Car ce livre raconte l’histoire d’une d’amitié, comme d’autres racontent des histoires d’amour. Je trouve les premières presque plus intéressantes à lire que les secondes – elles sont d’ailleurs nombreuses dans ce calendrier de l’Avent. Peut-être parce qu’elles sont plus rares dans la littérature. Peut-être parce qu’elles ont moins tendance à suivre des scénarios convenus et prévisibles, l’amitié étant guidée par beaucoup moins de règles et rites sociaux. Elle est beaucoup plus libre. Il y a autant d’amitiés qu’il n’y a d’amis.
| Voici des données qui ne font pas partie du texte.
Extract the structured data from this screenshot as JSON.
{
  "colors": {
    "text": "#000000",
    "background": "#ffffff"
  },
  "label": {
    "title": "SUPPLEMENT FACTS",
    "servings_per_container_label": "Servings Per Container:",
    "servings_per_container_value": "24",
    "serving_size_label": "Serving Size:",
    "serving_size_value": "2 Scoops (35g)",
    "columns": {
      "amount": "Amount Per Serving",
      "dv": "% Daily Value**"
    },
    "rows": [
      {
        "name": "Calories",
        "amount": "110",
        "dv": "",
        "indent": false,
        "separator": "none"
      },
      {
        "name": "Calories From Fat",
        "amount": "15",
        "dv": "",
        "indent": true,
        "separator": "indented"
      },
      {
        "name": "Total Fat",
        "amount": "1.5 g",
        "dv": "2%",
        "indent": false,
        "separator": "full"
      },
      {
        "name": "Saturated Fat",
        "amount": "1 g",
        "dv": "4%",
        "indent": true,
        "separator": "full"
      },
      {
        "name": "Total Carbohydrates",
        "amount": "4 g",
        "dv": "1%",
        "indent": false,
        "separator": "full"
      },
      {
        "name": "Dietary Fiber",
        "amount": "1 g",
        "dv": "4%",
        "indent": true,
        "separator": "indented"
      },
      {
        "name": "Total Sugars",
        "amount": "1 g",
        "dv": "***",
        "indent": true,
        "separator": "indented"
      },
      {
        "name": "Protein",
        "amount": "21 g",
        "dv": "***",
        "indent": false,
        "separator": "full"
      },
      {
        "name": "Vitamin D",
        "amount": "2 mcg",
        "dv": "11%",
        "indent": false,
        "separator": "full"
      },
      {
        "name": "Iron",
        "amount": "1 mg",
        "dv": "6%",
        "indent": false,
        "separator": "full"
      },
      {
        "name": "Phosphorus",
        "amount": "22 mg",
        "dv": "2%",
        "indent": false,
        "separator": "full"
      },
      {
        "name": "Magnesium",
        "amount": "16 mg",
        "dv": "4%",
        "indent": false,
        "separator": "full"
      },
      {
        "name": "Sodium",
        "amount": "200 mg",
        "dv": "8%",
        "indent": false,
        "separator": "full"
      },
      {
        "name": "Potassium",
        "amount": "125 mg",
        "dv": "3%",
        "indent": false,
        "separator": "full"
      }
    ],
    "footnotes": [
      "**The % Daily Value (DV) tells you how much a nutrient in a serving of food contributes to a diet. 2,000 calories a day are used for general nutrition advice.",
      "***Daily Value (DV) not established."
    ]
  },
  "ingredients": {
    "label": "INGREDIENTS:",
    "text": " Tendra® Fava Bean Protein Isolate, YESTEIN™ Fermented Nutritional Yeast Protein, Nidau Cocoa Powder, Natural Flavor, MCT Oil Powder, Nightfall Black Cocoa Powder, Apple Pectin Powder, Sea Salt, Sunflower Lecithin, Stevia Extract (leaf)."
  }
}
Dans ce livre, nos deux amis s’appellent Hans et Conrad. Hans est Juif, Conrad issu d’une noble famille allemande. Ils se rencontrent en février 1932, à Stuttgart. Ils se séparent en janvier 1933. Entre deux, ils vont vivre une amitié – courte, mais qui les marquera à jamais. Une amitié que Hans relate dans ce récit – court lui aussi et qui, lui aussi, m’a marqué à jamais.
Les quelques mois qui suivirent furent les plus heureux de ma vie.
Février 1932 à janvier 1933, d’un hiver à un autre. Une amitié sur quatre saisons. Les quatre saisons d’une amitié. La relation d’Hans et Conrad évolue au rythme de cette nature bavaroise, qui leur est si chère et qu’ils explorent ensemble. Printemps de l’espérance, été de la récolte, automne du trouble, hiver de la séparation.
Quand je sortis, la rue était aussi froide et vide qu’une plage un jour d’hiver. (…) Déjà les lumières qui m’avaient guidé allaient s’affaiblissant.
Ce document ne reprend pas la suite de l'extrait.